And I appreciate that.
Holland has a pretty large birthmark on the right cheek of her sweet face. I remember being in surgery and the doctor pulled her out of me and said so. "She has a birthmark on her right cheek" the doctor said, but I was so relieved to hear her crying that I didn't think anything of it. Then I overheard the nurses commenting on it while wiping her down, "What is it", one of them said. But Holland had taken a big practice breath full of fluid and was working on coughing all of that out, so my heart was occupied on praying for my baby's lungs. The nurses whisked her away from me to get her to the NICU and get the remaining fluid out of her lungs. For .5 seconds they paused and lifted Holland towards me, "Here's your baby mom".
No skin-to-skin, no nursing, just alone on the table for another hour. Then my family took turns sitting with me and visiting Holland with Nathan for the next four hours. Finally I was out of recovery and I was united with my baby.
The bright red angriness of her cheek had faded quite a lot in just a few hours. Her breathing was fine, she ate well, but in the back of my mind all I could think was what I had done to cause it. I have to admit I didn't take all my vitamins daily like I was supposed to. I missed my other medicine a few times. I took really hot baths every night to ease my RLS. What did I do to cause it?
I had prayed for a healthy baby, and I had gotten one. But how would life be for my little girl? In a time when physical beauty is praised how would she be made fun of? How can I protect her? Would everyone on social media blame me like I blamed myself?
"For you formed my inward parts; you knitted me together in my mother's womb. I praise you, for I am fearfully and wonderfully made. Wonderful are your works; my soul knows it very well." (psalm 139 13-14)
It's not for me to know why God gave Holland this birthmark. But He knew He was going to from the beginning. He has a plan for her story. It is only my job to love my daughter. To show her a mother's love and to help her understand the love of God for her.

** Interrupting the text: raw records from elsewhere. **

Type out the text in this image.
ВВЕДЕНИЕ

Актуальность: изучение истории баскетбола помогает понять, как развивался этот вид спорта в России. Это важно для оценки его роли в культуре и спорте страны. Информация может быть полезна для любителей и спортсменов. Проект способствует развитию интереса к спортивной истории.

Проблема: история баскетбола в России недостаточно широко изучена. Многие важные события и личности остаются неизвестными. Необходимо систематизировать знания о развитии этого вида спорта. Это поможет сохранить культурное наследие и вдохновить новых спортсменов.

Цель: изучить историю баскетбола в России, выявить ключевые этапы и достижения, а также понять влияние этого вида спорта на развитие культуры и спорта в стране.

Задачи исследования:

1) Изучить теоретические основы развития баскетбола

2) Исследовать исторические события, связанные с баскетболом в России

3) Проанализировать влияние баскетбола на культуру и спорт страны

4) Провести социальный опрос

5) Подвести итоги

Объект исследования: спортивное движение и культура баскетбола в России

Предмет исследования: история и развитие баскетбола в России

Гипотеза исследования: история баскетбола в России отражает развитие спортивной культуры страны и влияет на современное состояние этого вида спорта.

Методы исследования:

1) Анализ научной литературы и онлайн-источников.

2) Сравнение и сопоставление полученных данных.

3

To comfort her when she's hurt and encourage her when she's unsure. To give her a supportive home where she is safe. To tell her everyday how beautiful I do think she is.
The great news is that we had a biopsy done of the tissue and it is truly just skin that didn't form correctly. No real reason why, just happens. No one's fault. A birthmark that will make our little girl stronger and braver and give her a unique story, all her own. It can be removed, and I want to share my story of that here. The process will start around one year old and take about two years to complete. It will leave her with a scar that one day might be faded and unnoticeable. Either way doesn't matter. She is perfectly formed, beautifully made.